Les impôts locaux sont repartis à la hausse. Après trois ans d'accalmie au niveau local, les taxes foncière et d'habitation subissent une hausse de 1,8% en moyenne en 2015. Les mairies qui ont voté des augmentations cette année les justifient surtout par la réduction des dotations de l'Etat (-3,67 milliards d'euros en 2015) aux communes, intercommunalités, départements et régions.
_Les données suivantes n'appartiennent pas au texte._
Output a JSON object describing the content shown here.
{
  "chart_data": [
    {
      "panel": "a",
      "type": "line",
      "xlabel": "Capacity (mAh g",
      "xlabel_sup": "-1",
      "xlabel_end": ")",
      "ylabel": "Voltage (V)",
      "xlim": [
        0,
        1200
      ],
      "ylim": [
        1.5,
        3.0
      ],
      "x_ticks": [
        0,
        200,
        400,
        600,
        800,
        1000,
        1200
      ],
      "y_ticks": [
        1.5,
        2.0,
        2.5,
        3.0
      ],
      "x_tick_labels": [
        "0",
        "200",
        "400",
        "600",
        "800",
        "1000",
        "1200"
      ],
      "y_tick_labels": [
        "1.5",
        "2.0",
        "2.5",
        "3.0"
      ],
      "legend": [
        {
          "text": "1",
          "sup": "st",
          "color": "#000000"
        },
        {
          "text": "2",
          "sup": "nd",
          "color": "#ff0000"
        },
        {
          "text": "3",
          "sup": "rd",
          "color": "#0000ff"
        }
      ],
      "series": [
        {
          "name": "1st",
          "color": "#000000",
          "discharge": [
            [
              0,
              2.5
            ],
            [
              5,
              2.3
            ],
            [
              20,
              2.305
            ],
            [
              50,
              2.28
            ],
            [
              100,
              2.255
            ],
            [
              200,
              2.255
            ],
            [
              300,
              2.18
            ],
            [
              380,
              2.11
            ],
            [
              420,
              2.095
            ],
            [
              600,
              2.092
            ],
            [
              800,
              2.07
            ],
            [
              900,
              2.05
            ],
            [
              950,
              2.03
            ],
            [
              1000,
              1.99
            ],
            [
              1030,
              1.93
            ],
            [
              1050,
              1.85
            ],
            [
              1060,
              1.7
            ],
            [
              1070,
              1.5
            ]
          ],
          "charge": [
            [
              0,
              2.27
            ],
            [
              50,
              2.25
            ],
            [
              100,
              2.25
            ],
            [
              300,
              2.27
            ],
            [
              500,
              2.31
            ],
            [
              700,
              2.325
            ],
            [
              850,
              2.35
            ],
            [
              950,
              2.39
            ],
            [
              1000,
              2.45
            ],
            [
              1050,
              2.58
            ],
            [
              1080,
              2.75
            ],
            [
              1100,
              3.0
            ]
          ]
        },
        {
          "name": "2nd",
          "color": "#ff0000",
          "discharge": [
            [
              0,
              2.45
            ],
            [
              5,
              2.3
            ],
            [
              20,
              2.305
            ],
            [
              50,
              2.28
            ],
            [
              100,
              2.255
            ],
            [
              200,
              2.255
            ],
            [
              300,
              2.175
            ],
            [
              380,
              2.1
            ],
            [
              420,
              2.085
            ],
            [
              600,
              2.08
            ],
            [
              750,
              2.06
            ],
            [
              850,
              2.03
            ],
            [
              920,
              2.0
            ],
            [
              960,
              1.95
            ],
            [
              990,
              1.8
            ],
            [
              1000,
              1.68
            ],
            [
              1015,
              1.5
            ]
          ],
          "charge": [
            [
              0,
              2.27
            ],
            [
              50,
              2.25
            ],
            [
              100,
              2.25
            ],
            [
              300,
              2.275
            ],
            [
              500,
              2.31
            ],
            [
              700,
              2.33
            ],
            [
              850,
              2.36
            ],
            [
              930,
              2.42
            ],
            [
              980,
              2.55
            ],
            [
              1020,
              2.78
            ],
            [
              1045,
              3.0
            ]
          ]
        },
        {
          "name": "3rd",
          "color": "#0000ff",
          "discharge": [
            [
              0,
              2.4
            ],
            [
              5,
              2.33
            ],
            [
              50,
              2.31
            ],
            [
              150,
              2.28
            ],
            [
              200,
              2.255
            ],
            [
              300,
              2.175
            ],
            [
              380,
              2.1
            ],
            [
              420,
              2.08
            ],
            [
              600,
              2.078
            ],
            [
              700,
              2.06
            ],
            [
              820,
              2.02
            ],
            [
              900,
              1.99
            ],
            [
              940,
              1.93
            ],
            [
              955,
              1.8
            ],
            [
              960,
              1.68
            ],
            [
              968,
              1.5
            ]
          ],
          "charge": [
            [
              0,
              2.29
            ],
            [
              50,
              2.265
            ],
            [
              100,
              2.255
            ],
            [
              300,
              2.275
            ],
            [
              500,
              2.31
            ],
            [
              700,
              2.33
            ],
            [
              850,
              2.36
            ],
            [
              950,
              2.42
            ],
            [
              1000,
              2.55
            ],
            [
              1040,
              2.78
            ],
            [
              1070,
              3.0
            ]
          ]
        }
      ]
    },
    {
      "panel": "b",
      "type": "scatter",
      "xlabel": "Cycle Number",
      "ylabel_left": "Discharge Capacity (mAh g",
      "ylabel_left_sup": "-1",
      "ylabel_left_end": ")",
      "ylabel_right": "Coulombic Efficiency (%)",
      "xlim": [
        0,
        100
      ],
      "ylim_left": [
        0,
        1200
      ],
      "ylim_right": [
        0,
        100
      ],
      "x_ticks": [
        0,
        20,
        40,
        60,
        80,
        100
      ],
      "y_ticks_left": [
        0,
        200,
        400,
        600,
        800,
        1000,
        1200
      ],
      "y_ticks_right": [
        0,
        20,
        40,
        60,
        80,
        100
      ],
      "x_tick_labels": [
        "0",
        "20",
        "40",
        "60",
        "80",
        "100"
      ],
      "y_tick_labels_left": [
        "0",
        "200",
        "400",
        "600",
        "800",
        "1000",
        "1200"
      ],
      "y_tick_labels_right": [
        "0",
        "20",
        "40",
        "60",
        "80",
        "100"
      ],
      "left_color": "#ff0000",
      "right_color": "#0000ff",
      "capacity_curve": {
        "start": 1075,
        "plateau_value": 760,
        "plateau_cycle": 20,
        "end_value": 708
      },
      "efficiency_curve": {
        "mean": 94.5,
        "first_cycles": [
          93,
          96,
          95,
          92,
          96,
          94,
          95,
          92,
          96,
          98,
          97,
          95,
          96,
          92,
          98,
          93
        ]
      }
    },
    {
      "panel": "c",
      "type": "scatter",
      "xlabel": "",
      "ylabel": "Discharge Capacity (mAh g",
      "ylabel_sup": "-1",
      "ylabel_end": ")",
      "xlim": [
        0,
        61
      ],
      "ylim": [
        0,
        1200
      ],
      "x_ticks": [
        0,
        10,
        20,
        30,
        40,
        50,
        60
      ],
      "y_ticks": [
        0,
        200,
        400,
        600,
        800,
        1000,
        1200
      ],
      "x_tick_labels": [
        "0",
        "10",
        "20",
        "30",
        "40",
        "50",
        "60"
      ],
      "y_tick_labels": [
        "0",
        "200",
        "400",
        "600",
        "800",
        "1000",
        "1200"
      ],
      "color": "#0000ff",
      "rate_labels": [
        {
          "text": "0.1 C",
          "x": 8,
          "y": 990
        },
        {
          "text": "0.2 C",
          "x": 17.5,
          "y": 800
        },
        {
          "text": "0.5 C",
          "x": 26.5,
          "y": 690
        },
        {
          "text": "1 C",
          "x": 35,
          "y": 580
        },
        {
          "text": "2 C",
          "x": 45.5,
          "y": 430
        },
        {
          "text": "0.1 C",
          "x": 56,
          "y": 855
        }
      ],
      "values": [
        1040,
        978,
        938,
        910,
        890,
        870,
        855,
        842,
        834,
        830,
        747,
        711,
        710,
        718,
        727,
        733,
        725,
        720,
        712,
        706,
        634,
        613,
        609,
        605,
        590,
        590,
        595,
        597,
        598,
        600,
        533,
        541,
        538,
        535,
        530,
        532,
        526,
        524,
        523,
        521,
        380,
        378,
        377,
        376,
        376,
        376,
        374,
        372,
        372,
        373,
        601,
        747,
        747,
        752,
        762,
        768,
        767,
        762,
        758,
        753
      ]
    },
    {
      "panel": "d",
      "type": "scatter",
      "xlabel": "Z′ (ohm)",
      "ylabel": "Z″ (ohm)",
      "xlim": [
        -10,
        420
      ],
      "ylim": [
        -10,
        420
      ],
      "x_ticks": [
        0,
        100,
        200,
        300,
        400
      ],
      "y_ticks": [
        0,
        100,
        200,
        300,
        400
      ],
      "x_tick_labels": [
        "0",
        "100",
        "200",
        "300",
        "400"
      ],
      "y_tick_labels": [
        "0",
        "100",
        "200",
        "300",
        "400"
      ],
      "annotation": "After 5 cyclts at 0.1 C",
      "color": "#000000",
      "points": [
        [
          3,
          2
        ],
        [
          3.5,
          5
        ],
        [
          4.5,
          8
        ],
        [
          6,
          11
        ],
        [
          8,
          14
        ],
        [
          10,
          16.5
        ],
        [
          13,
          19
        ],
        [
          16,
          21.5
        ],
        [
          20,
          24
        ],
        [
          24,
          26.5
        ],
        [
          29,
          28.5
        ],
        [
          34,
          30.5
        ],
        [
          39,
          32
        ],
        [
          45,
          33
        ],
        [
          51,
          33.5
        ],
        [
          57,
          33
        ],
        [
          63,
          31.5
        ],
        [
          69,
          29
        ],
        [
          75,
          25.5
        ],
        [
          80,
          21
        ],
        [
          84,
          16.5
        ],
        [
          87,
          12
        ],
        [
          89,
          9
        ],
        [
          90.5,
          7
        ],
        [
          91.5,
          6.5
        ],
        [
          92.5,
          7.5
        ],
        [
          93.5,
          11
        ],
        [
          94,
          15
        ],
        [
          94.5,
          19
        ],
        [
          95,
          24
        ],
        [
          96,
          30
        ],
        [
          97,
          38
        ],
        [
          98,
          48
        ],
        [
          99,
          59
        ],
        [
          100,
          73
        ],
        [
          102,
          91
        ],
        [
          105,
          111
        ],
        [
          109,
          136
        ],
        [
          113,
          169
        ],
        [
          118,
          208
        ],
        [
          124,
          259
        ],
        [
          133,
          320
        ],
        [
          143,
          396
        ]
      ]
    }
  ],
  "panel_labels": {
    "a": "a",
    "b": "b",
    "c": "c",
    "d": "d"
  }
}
Au total, des hausses des taxes locales ont lieu dans un tiers des grandes villes, à commencer par Toulouse (+4,78%), Bordeaux (+2,3%) ou Lille (+1,83%). Sans oublier qu'entre 2004 à 2013, le taux de ces taxes avait déjà bondi de 24%, selon une récente étude publiée par Home'n'go.

Réforme du mode de calcul

De quoi redouter de découvrir les montants affichés sur vos avis d'imposition cette année. C'est pourtant pour 2018, que vous devriez vous inquiéter. Le gouvernement a en effet entrepris une révision du mode de calcul de la taxe d'habitation et de la taxe foncière, qui devrait être effective après la prochaine élection présidentielle.

Pourquoi cette réforme ? Ces deux taxes sont calculées à partir de la valeur locative cadastrale qui prend en compte la superficie, l'entretien, la localisation ou encore les éléments de confort du logement. Pour chaque bien, cette base est ensuite multiplié par un taux voté chaque année par la commune. Problème : la valeur locative cadastrale a été établie en 1970. Or les critères de l'époque diffèrent de ceux d'aujourd'hui.

Réalité inversée au fil des années

Résultat, un appartement dans un immeuble haussmannien rénové d'une rue branchée de Menilmontant, à Paris, a une valeur cadastrale inférieure à celle d'une maison construite dans les années 1970 dans le Val-de-Marne par exemple. La réalité s'est donc inversée au fil des années car la cote du logement situé dans un quartier bobo est montée en flèche.

Dès cette année, cinq départements (Paris, Val-de-Marne, Charente-Maritime, Nord, Orne) expérimentent les nouveaux critères. Les propriétaires ont reçu des formulaires à remplir pour évaluer la nouvelle valeur locative de leur bien. Dans les cas les plus extrêmes, celle-ci augmentera de 300%. Si les taux ne sont pas modifiés, cela multipliera les impôts dans les mêmes proportions.